How AI & space imagery are used in aid work

This post was originally written for the Frontier Development Lab program of Trillium Technologies. Learn more about the Frontier Development Lab.

Helping the helpers: Shining light on informal settlements with satellite imagery and AI

A team of researchers from FDL Europe in partnership with UNICEF has developed first-of-their-kind tools and resources for mapping the world’s informal settlements. These tools and resources are now freely available online and can even be used on laptops by communities and aid workers in the field.

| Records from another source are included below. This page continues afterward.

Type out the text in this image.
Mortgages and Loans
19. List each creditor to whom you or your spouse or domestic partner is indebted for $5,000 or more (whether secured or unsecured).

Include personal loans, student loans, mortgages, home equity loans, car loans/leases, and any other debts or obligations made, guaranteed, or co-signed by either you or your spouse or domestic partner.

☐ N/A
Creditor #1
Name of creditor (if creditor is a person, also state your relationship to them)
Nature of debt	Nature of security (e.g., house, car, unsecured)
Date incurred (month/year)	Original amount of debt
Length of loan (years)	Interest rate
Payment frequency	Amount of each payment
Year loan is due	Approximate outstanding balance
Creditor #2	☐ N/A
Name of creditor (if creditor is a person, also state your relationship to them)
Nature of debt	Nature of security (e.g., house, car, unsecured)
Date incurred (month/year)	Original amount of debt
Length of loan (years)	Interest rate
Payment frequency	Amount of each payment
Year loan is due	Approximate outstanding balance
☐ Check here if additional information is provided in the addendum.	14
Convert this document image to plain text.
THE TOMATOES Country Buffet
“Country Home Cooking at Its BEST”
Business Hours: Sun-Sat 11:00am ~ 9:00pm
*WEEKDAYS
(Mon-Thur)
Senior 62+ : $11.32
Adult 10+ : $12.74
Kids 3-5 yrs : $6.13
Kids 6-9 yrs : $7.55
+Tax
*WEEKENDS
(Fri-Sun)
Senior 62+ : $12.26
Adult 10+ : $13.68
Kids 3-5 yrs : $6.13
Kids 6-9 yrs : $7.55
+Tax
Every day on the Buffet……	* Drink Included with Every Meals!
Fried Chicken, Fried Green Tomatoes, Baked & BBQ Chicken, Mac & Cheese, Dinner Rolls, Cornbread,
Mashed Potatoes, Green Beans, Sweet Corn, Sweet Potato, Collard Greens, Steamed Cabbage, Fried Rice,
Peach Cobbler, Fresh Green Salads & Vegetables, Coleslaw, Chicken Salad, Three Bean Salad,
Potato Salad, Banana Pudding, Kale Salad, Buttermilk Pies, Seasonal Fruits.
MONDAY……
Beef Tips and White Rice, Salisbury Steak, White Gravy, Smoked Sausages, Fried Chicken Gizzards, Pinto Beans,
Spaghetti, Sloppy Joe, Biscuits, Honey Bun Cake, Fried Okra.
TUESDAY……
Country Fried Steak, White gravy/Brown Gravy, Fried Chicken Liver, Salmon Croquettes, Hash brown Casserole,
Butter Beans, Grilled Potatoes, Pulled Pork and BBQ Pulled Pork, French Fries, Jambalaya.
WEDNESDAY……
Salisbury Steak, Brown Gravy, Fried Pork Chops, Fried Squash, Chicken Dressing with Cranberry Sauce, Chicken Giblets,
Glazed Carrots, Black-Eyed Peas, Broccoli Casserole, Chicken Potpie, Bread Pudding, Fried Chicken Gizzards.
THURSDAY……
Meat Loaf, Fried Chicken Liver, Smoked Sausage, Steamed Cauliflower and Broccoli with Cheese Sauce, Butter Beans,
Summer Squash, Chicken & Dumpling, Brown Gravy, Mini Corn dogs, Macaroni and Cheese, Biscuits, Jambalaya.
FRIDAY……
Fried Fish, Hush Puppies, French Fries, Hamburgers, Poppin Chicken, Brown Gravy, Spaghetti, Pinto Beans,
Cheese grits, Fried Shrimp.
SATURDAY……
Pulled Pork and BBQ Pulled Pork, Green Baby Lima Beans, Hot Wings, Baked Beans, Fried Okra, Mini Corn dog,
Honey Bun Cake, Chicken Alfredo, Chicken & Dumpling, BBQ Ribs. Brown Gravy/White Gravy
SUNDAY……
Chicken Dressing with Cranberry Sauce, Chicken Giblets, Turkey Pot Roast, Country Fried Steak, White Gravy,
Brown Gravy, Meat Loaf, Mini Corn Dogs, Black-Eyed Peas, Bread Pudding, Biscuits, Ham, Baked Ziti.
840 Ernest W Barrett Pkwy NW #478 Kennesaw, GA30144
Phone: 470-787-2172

People living in informal settlements are many of the world’s poorest people. They lack access to essential infrastructure such as electricity and clean water, often while being exposed to dangerous environmental conditions. Addressing the needs of people living in informal settlements is critical to achieving several of the United Nations sustainable development goals, but gathering the necessary information to serve these vulnerable communities has historically been difficult.

Previous efforts to study informal settlements with machine learning and satellite imagery focused only on specific regions or relied on very-high resolution (VHR) imagery (down to 30cm per pixel) which can be expensive not only to access but also to work with. Through active partnership with UNICEF, the FDL team devised a method for using freely available, but lower resolution multi-spectral imagery (ranging 100cm or 200cm per pixel) from the Sentinel-2 mission. With this, the team developed a cost-effective and more user-friendly method for detecting and mapping informal settlements around the world by spectral signatures.

Figure 1: Two images of the same informal settlement in Kibera, Nairobi representing the difference between high and low resolution imagery. Left: The Sentinel-2 10m resolution image. Right: A DigitalGlobe 30cm very-high-resolution image. Also, a detailed view of a part of the very-high-resolution image is shown

This cost-effective approach leverages Canonical Correlation Forests (CCFs) which, in addition to being computationally efficient, are data efficient meaning that they are a strategic choice for the sparse ground truth datasets that exist for informal settlement research. In addition to the cost-effective CCF approach, the FDL Europe research team also developed a more computationally intensive Convolutional Neural Network method to work with VHR imagery that can detect contextual features. This is sometimes necessary for distinguishing between formal and informal settlements where spectral data is not sufficient to differentiate due to identical building materials or other factors.

One of the prevailing challenges of developing informal settlement mapping techniques with satellite imagery is the scarcity and inaccessibility of ground truth data which can sometimes be locked away in PDF or even less accessible formats. To accompany the two mapping methods that the FDL Europe research team has produced, the team has also composed a series of annotated ground truth datasets and published the first ever benchmarks for detecting informal settlements.

All of these methods, datasets, benchmarks, and further information can be found for free on the Frontier Development Lab website.